Premièrement, en ce qui concerne la définition de la dyslexie, le Conseil fédéral se limite à considérer la dyslexie comme un trouble partiel de l'apprentissage, alors qu'il est de notoriété publique que les dernières évolutions dans le domaine des neurosciences considèrent la dyslexie non pas comme un simple trouble, mais bien comme une maladie, et qu'il s'agit en réalité d'un déficit cérébral à caractère génétique. Il s'agit bel et bien d'une maladie congénitale, génétique, qui persiste tout au long de la vie, ayant de profondes répercussions sur l'avenir socioprofessionnel des enfants atteints. La présence d'ailleurs de la dyslexie dans la CIM 10, c'est-à-dire dans la dixième révision de la classification internationale des maladies, confirme d'ailleurs qu'il s'agit bien d'une maladie et non pas d'un trouble partiel d'apprentissage.

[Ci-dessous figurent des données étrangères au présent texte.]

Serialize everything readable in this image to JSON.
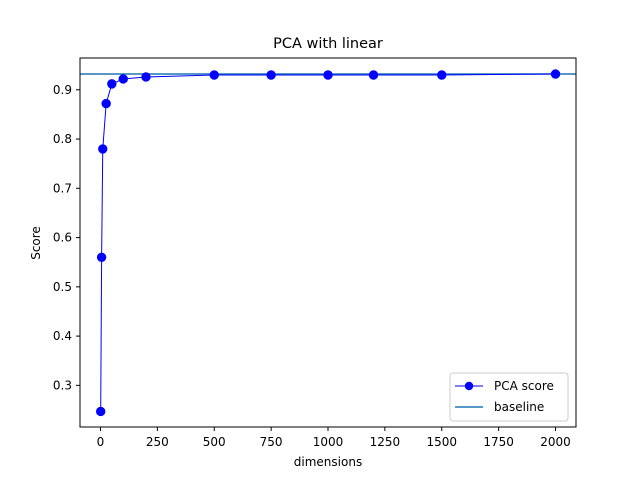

Deuxièmement, le Conseil fédéral exclut d'emblée le droit à des mesures médicales au sens de l'article 13 de la loi sur l'assurance-invalidité, en prétextant une absence de traitement médical contre la dyslexie. Cette affirmation est erronée, et cela à double titre. Tout d'abord, il existe un traitement médical qui, bien que ne guérissant pas cette maladie incurable, permet, en association avec un repérage précoce de la dyslexie, de modifier la trajectoire scolaire des enfants et, par là même, leur avenir professionnel.
Actuellement, faute de moyens et d'expertise dans les cantons, l'accès à ces soins est retardé, voire parfois inexistant ou rationné, alors que l'assurance-invalidité avait une expertise fort utile pour accompagner ces enfants tout au long de leur formation.

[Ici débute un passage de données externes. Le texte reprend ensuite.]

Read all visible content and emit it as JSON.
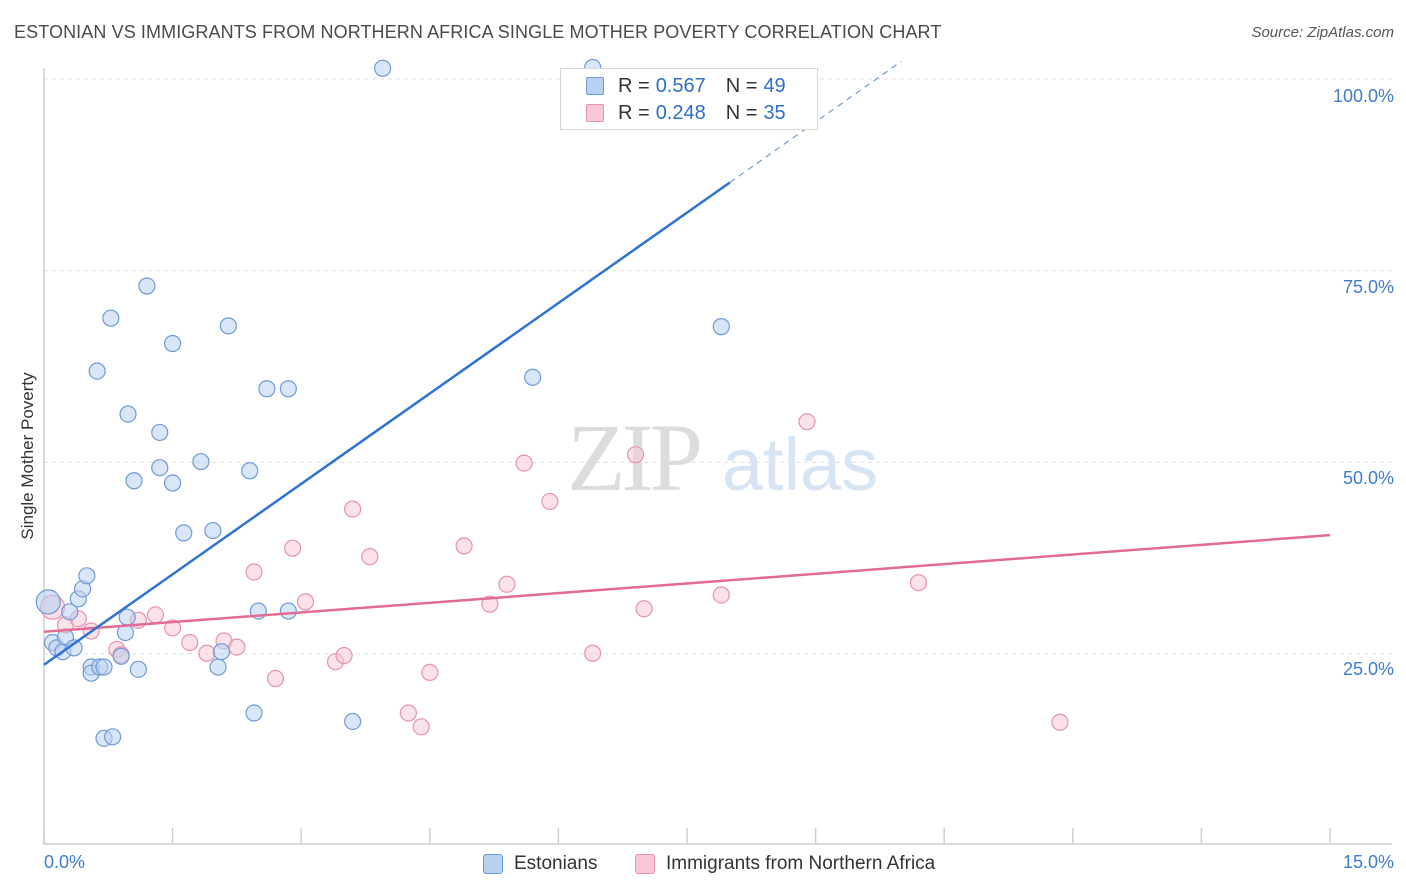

Ensuite, il faut aussi dire que, si l'on appliquait à d'autres situations similaires l'article 13 de la loi sur l'assurance-invalidité avec la même rigueur obtuse que celle dont fait preuve le Conseil fédéral dans son avis, on ne pourrait alors plus donner de soutien de l'assurance-invalidité à des personnes atteintes d'une maladie génétique incurable, comme la trisomie 21, ou d'une infirmité congénitale, comme l'infirmité motrice cérébrale.
Troisièmement, la Confédération s'est débarrassée de cette problématique en la transférant en 2008 aux cantons dans le cadre de la réforme de la péréquation financière et de la répartition des tâches entre la Confédération et les cantons, au moment même où les avancées des neurosciences nous ont permis de mieux comprendre cette maladie et de modifier la représentation que l'on s'en fait. Il est actuellement 26 manières différentes de prendre en charge cette maladie. Une étude de terrain paraît donc indispensable d'une part pour combler les lacunes statistiques des cantons et ainsi se rendre compte de l'importance du problème et de ses conséquences, et d'autre part pour évaluer l'opportunité d'une modification législative de la loi sur l'assurance-invalidité ou de la loi sur l'assurance-maladie.
Cette maladie, rappelons-le, touche entre 5 et 10 pour cent de la population enfantine. L'évolution du monde professionnel fait que ces troubles sont beaucoup plus invalidants que par le passé; cette évolution va encore aller vers une aggravation. Cette maladie ne peut donc être ignorée. C'est la raison pour laquelle je ne peux me résoudre à me déclarer satisfait de la réponse du Conseil fédéral dans son avis. Je vais examiner la possibilité de déposer un postulat pour demander une étude sur l'ampleur de cette maladie en Suisse et sur la qualité de sa prise en charge actuelle. Ceci permettrait au département de remettre à jour ses connaissances scientifiques et certainement à l'ensemble des intéressés d'avoir une meilleure compréhension de la situation actuelle quant au développement de cette maladie en Suisse.